Former UC Berkeley doctor accused of sexually assaulting patients
UC Berkeley Police have arrested a campus physician who provided health services to students for over 20 years for allegedly sexually molesting patients while they underwent medical examinations.
Robert Martin Kevess, 52, of Oakland, pleaded not guilty to six counts of sexually assaulting male patients beginning in 2006 at the University Health Service’s Tang Center during an afternoon arraignment in Alameda County Superior Court Thursday.
According to the university, one of Kevess’s patients approached the school’s health services medical director on March 23 with details of an illegal sexual encounter that occurred while he was being examined. A criminal investigation was launched into the incident, with authorities identifying at least five other alleged victims who been seen by Kevess as patients and reported that they were sexually molested.
- MORE: Criminal Complaint against Kevess (.pdf file from berkeley.edu)
Kevess, who was hired as a general care physician in 1989, was placed on leave from the health center on March 31. He resigned two weeks later.
Kevess surrendered to UC Police on Wednesday and was booked into Alameda County Jail. He remains free on bail after posting a $745,000 bond. His license to practice medicine in the state has been temporarily suspended, according to investigators.

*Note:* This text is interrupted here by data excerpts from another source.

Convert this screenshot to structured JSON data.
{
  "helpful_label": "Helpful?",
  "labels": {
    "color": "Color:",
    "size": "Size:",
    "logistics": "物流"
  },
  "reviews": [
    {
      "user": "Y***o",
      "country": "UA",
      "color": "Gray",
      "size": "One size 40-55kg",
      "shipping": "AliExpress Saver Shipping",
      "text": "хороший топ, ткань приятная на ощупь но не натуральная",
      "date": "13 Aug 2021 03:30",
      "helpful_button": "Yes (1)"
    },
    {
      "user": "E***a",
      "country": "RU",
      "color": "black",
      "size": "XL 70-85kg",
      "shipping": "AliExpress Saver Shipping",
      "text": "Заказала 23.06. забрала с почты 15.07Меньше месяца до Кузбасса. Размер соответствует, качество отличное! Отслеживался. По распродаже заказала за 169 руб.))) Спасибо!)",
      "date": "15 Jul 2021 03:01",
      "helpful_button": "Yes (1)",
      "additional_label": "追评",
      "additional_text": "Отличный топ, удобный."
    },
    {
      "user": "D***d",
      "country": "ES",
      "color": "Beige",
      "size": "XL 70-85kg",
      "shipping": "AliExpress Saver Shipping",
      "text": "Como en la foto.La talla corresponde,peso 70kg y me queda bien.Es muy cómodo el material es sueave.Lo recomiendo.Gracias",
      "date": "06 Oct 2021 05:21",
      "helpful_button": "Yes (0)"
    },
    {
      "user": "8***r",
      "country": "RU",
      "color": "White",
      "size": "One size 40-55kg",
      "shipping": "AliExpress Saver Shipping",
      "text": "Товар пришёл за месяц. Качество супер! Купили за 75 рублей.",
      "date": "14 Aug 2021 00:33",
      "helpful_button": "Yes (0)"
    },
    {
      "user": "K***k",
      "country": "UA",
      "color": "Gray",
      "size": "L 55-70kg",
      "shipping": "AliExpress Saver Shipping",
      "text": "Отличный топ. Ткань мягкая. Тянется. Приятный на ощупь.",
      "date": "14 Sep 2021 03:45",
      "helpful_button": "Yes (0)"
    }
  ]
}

In June 2010, Kevess underwent a university biennial medical re-credentialing process, which looked at complaints and other disciplinary items.
“No formal complaints had previously been submitted regarding the physician, and his most recent re-accreditation review — in July 2010 — identified no issues of concern,” Dr. Brad Buchman, medical director of the school’s Health Services, said in a written statement.
Investigators do not know whether there were additional victims who had been patients of Kevess. Victims are asked to contact UC Police’s Criminal Investigations Bureau at (510) 642-0472. Anonymous reports can be submitted through http://police.berkeley.edu/caltip.
“We continue to examine how this could have happened, and how we can assure that it will never happen again,” UC Berkeley Chancellor Robert Birgeneau said in a written statement. “In the meantime, I can state with complete confidence that the UHS leadership and care providers remain focused on the needs of their patients, and on providing the highest possible levels of patient care, protection and education.”